# What a nightmare!



## Ras (Jul 31, 2019)

Clickbait title alert! 

So, how do we feel about animals having nightmares when they?re sleeping at our camp? To be honest, I usually avoid having beds because of it. Right now, I?ve got four Summer Beach Beds out, but I hate when they?re tossing and turning. Why, Nintendo? Why?


----------



## DubiousDelphine (Jul 31, 2019)

Ras said:


> Clickbait title alert!


LOL nice one! 
I feel kinda sorry for my villagers when they have nightmares. I only have like 2 beds and they still get nightmares. 
Soon when you wake them up, sometimes they say thanks for waking him/her up but when the convo is over, they just get then nightmares back
I haven't see you in a while Rosie... I'm sorry for ditching you in Pocket Camp


----------



## LilyLynne (Aug 2, 2019)

I wondered about the nightmare thing. Why did they put that in the game, poor villagers.


----------



## Ras (Aug 2, 2019)

I have two having nightmares right now. In the main game, this was used for sick villagers. I don’t know why they did this.


----------



## Phawnix (Aug 3, 2019)

Take beds out of your camp, problem solved.


----------



## LilyLynne (Aug 3, 2019)

I did notice one little interesting thing. Early when I started the game i wanted to try fortune cookies and picked the Stella sleepy cookies, I got 7/10 of it. My villagers don't have nightmares when sleeping on those, even the laying down ones that look like a bed. 

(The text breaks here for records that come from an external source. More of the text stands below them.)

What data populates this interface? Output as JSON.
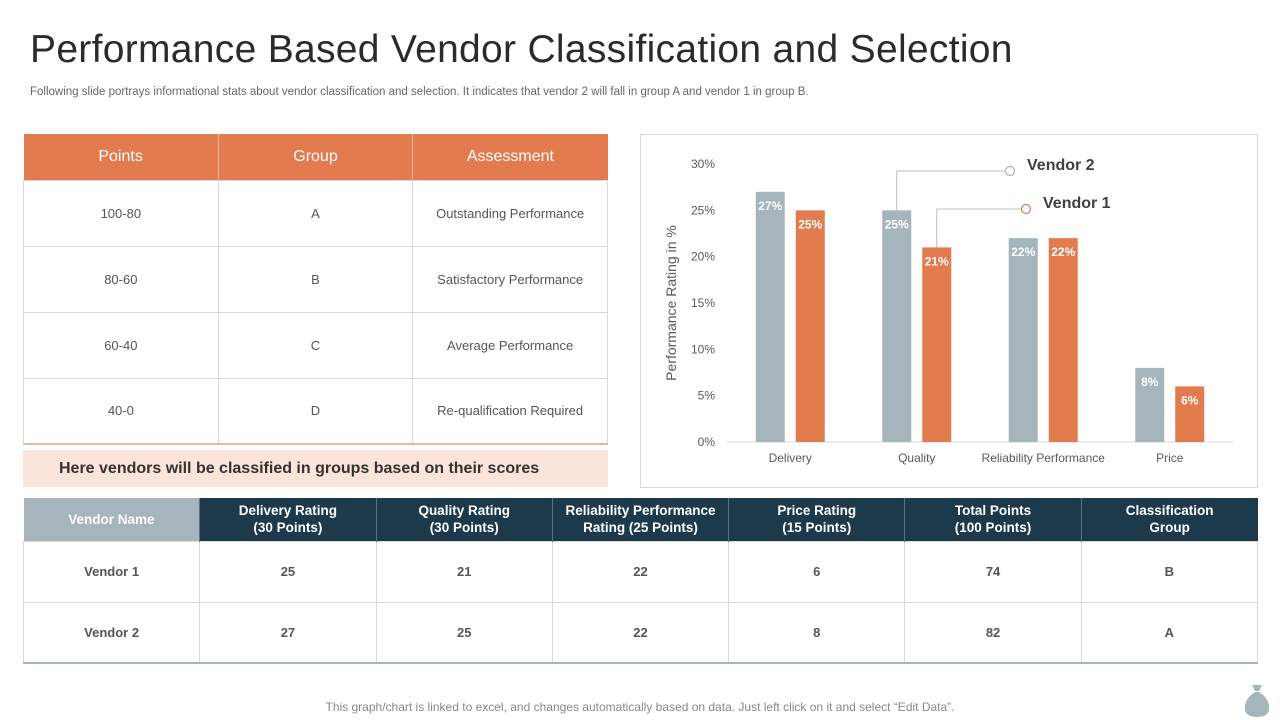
{
  "title": "Performance Based Vendor Classification and Selection",
  "subtitle": "Following slide portrays informational stats about vendor classification and selection. It indicates that vendor 2 will fall in group A and vendor 1 in group B.",
  "points_table": {
    "headers": [
      "Points",
      "Group",
      "Assessment"
    ],
    "rows": [
      [
        "100-80",
        "A",
        "Outstanding Performance"
      ],
      [
        "80-60",
        "B",
        "Satisfactory Performance"
      ],
      [
        "60-40",
        "C",
        "Average  Performance"
      ],
      [
        "40-0",
        "D",
        "Re-qualification  Required"
      ]
    ]
  },
  "note": "Here vendors will be classified in groups based on their scores",
  "chart_data": {
    "type": "bar",
    "title": "",
    "xlabel": "",
    "ylabel": "Performance Rating in %",
    "ylim": [
      0,
      30
    ],
    "yticks": [
      "0%",
      "5%",
      "10%",
      "15%",
      "20%",
      "25%",
      "30%"
    ],
    "ytick_values": [
      0,
      5,
      10,
      15,
      20,
      25,
      30
    ],
    "categories": [
      "Delivery",
      "Quality",
      "Reliability  Performance",
      "Price"
    ],
    "series": [
      {
        "name": "Vendor 2",
        "color": "#a6b4bb",
        "values": [
          27,
          25,
          22,
          8
        ],
        "labels": [
          "27%",
          "25%",
          "22%",
          "8%"
        ]
      },
      {
        "name": "Vendor 1",
        "color": "#e27b4d",
        "values": [
          25,
          21,
          22,
          6
        ],
        "labels": [
          "25%",
          "21%",
          "22%",
          "6%"
        ]
      }
    ],
    "grid": false,
    "legend": "top-right"
  },
  "vendor_table": {
    "headers": [
      [
        "Vendor Name"
      ],
      [
        "Delivery Rating",
        "(30 Points)"
      ],
      [
        "Quality Rating",
        "(30 Points)"
      ],
      [
        "Reliability Performance",
        "Rating (25 Points)"
      ],
      [
        "Price Rating",
        "(15 Points)"
      ],
      [
        "Total Points",
        "(100 Points)"
      ],
      [
        "Classification",
        "Group"
      ]
    ],
    "rows": [
      [
        "Vendor 1",
        "25",
        "21",
        "22",
        "6",
        "74",
        "B"
      ],
      [
        "Vendor 2",
        "27",
        "25",
        "22",
        "8",
        "82",
        "A"
      ]
    ]
  },
  "footer": "This graph/chart is linked to excel, and changes automatically based on data. Just left click on it and select “Edit Data”.",
  "icons": {
    "bag": "money-bag-icon"
  }
}
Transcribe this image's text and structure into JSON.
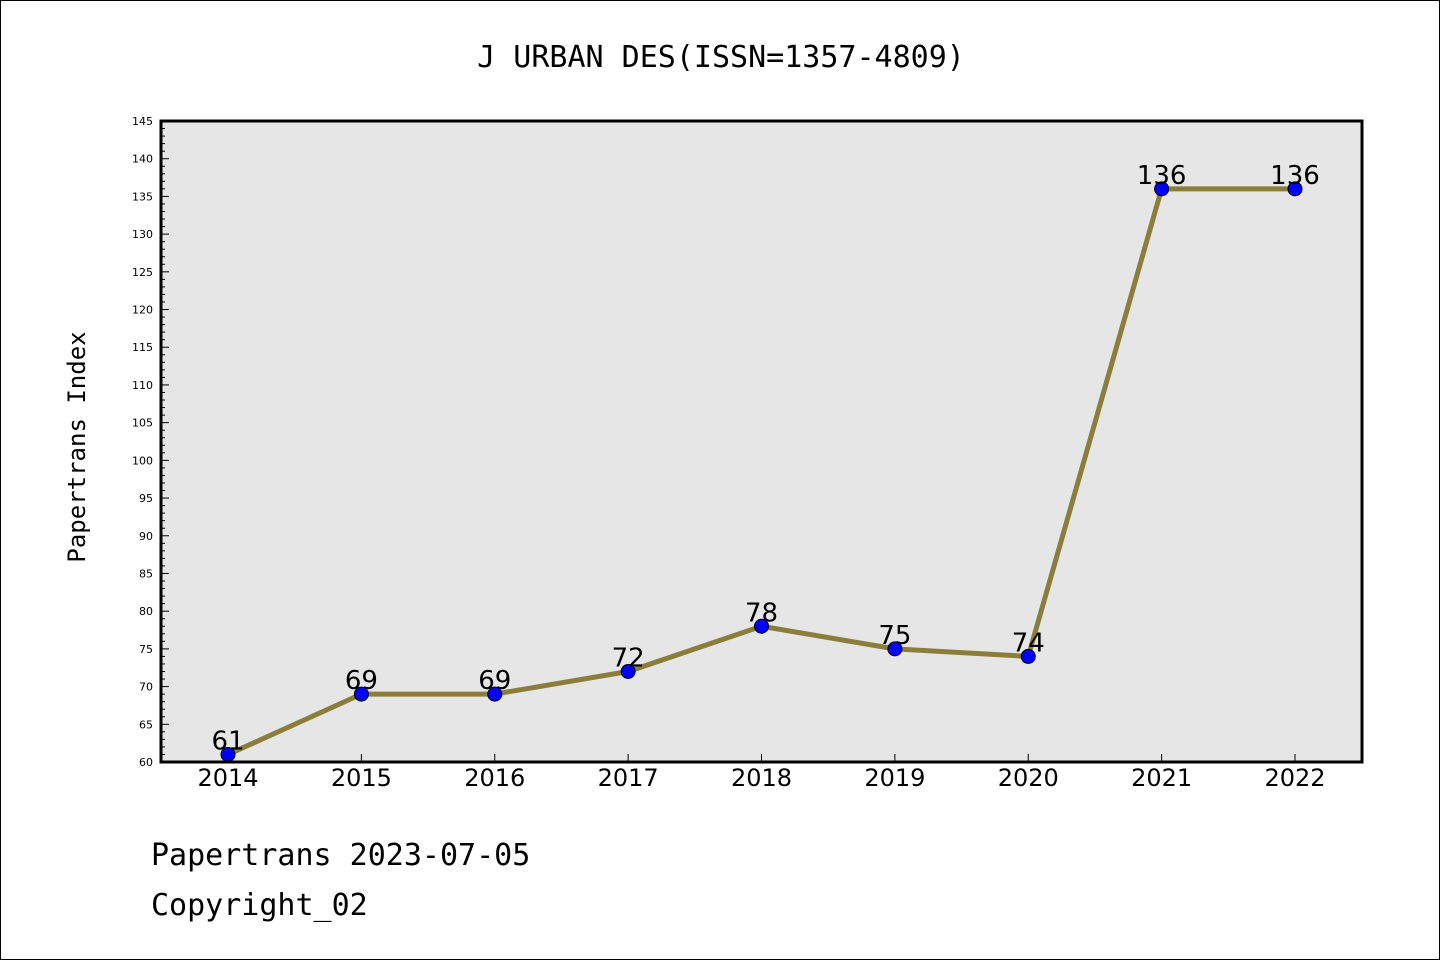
{
  "chart_data": {
    "type": "line",
    "title": "J URBAN DES(ISSN=1357-4809)",
    "xlabel": "",
    "ylabel": "Papertrans Index",
    "categories": [
      "2014",
      "2015",
      "2016",
      "2017",
      "2018",
      "2019",
      "2020",
      "2021",
      "2022"
    ],
    "series": [
      {
        "values": [
          61,
          69,
          69,
          72,
          78,
          75,
          74,
          136,
          136
        ]
      }
    ],
    "ylim": [
      60,
      145
    ],
    "yticks": [
      60,
      65,
      70,
      75,
      80,
      85,
      90,
      95,
      100,
      105,
      110,
      115,
      120,
      125,
      130,
      135,
      140,
      145
    ],
    "data_labels": true,
    "grid": false,
    "line_color": "#8b7d3a",
    "marker_color": "#0000ff",
    "plot_background": "#e6e6e6"
  },
  "footer": {
    "line1": "Papertrans 2023-07-05",
    "line2": "Copyright_02"
  }
}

I haven't noticed if they have nightmares when laying down in the Resort hut even items, but they do when they are on the hammock, maybe I'll take it out.


----------



## Twiggy_Star (Aug 3, 2019)

How's the title clickbait (was it a joke)


----------



## Ras (Aug 3, 2019)

I don’t think they do in the huts. I had them a few weeks and didn’t see it. It’s funny that the Stella items guarantee a good sleep!


----------



## Catharina (Aug 12, 2019)

Yeah I always feel so bad  but I dont use beds anymore xD


----------



## Ras (Aug 12, 2019)

Twiggy_Star said:


> How's the title clickbait (was it a joke)



Because people click thinking I had a really bad experience with the game, only to find out I?m just talking about animals sleeping. Sorry, I missed your comment earlier.


----------